Turkey's foreign minister ordered the ship into Misrata after it spent four days out at sea waiting in vain for port authorities to give permission to dock, said Ali Akin, head of consular affairs with the Turkish foreign ministry.

It arrived under cover from 10 Turkish air force F-16 fighter planes and two navy frigates, he told Reuters.

He said the ship had to make a hasty departure with the wounded and 100 of their relatives after a large crowd pressed forward on the dockside hoping for passage out of Libya, including 4,000 Egyptians.

"It's a very hard situation. We had to leave early."

The hospital committee in Misrata had told Turkish authorities that 120 needed to leave on the ship but far more were eventually put on board, he said.

"There is no room in the hospital so they treat some and send them back to their homes," said Akin. "This meant it was not easy to collect them."

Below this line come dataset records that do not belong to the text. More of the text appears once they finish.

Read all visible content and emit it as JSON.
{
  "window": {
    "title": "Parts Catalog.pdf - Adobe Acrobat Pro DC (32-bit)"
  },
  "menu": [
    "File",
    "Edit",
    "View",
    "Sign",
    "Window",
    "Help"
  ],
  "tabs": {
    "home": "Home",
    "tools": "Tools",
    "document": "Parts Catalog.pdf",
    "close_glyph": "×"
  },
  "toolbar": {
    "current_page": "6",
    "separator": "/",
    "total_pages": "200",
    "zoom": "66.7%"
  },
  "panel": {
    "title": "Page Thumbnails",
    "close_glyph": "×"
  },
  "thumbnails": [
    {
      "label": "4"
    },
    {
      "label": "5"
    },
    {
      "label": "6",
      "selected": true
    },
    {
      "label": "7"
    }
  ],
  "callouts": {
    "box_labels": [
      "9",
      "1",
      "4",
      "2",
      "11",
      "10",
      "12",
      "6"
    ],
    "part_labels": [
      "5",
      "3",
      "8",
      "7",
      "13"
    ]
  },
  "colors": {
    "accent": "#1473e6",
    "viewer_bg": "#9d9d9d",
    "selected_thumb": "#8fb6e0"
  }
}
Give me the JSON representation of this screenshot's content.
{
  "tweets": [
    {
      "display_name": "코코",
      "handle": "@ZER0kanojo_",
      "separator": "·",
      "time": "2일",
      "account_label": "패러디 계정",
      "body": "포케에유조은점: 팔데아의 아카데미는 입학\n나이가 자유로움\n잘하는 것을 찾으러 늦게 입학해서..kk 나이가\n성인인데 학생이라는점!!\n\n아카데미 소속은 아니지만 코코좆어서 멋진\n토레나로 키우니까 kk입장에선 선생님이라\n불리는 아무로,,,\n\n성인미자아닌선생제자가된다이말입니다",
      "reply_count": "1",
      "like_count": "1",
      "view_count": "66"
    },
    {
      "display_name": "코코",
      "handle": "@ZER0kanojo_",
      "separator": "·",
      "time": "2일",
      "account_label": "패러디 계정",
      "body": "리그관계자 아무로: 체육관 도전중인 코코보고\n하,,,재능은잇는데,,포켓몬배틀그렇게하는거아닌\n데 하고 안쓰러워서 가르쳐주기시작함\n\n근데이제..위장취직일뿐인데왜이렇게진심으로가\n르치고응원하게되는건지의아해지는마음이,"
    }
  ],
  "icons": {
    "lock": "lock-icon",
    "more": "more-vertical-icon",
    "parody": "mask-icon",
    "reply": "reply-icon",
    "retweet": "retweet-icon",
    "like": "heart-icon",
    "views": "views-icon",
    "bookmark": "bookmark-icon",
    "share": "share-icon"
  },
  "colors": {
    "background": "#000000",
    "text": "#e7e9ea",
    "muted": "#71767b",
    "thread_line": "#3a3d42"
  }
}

The ferry docked in the eastern Libyan rebel stronghold of Benghazi on Sunday to pick up more wounded before heading to a port in Turkey.

As the ship arrived and blew its foghorn, several hundred rebel supporters waiting at the dockside burst into chant, crying: "The blood of martyrs is spilled for freedom" and "Muammar Gaddafi: Misrata has real men."

Ayman Mohammed, a 25-year old man with a badly burned face who was waiting on the dockside in a wheelchair to be carried onboard, said he was happy to be among the evacuees.

He said he was in his car when he was hit by a bomb in Ras Lanuf, an oil town which has seen fighting between rebel forces and troops loyal to Gaddafi. "I will come back to Benghazi. I want to kill Gaddafi," he said.

Others waited for news from their trapped families.

"My family is in Misrata ... uncles, cousins. I have had no contact," said Tihani Aktal, 30, tears streaming from her eyes.

"We don't know if they are dead or alive."

Akin, who said he was on assignment in Benghazi, added that Misrata port was still under the control of the rebels fighting forces loyal to Gaddafi.